Three minutes after impact, the CubeSat flew by Dimorphos – which orbits a larger asteroid, Didymos – to capture images and video.
The series of images showcases bright material releasing from the surface of Dimorphos after the collision. Didymos is in the foreground.
“Here are the pictures taken by @LICIACube of the world’s first planetary defense mission. This is exactly where the #NASA #DartMission ended. An incredible emotion, the beginning of new discoveries,” read a tweet from Argotec Space, an Italian company that developed the CubeSat for the Italian Space Agency.
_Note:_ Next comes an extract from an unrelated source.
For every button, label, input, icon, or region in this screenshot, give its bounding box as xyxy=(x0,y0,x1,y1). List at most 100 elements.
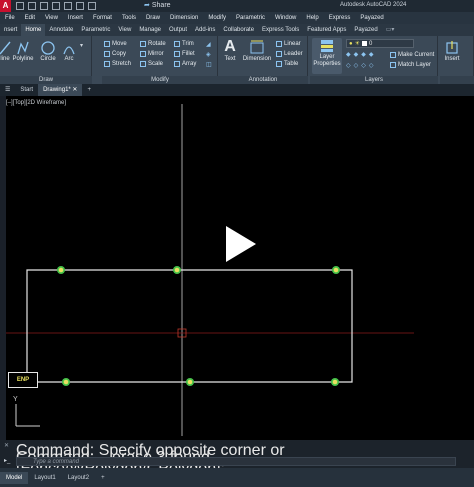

The egg-shaped asteroid’s surface, covered in boulders, looked similar to Bennu and Ryugu, two other asteroids visited by spacecraft in recent years. Scientists suspect that Dimorphos is a rubble pile asteroid made of loosely bound rocks.
The mission team is eager to learn more about the impact crater left behind by DART, which they estimate to be about 33 to 65 feet (10 to 20 meters) in size. There may even be shattered pieces of the spacecraft in the crater.
The intentional collision, which took place about 6.8 million miles (11 million kilometers) away from Earth, was humanity’s first asteroid deflection attempt.
INTERACTIVE: One spacecraft’s journey to test Earth’s planetary defenses
Neither Dimorphos nor Didymospose a threat to Earth. But analysis of how much the DART spacecraft was able to alter Dimorphos’ motion could inform techniques to protect Earth should a space rock ever be heading for impact.
While it will take about two months for observations from ground-based telescopes to determine whether DART was successful in slightly shrinking Dimorphos’ orbit around Didymos, observatories, including the Virtual Telescope Project in Rome, are already sharing their perspective of the collision event.
Astronomers at the Les Makes observatory on the French island of La Reunion in the Indian Ocean also shared a sequence of images that show the asteroid brightening upon impact, as well as a cloud of material that released from its surface afterward. The cloud drifted eastward and dissipated slowly, according to the European Space Agency.
Les Makes is a collaborating station as part of the ESA’s Planetary Defense Office and Near-Earth Object Coordination Center.
A video of observations shared by the observatory condenses about 30 minutes worth of footage into just a few seconds.
“Something like this has never been done before, and we weren’t entirely sure what to expect. It was an emotional moment for us as the footage came in,” said Marco Micheli, astronomer at ESA’s Near-Earth Object Coordination Center, in a statement.
As astronomers around the world settle in to study their observations of the asteroid system after impact, the ESA’s Hera mission is gearing up for a future visit to Didymos and Dimorphos.
Hera will serve as a follow-up mission, launching in 2024.
“The results from DART will prepare us for Hera’s visit to the Didymos binary system to examine the aftermath of this impact a few years from now,” said Ian Carnelli, Hera Mission Manager, in a statement. “Hera will help us understand what happened to Dimorphos, the first celestial body to be measurably moved by humankind.”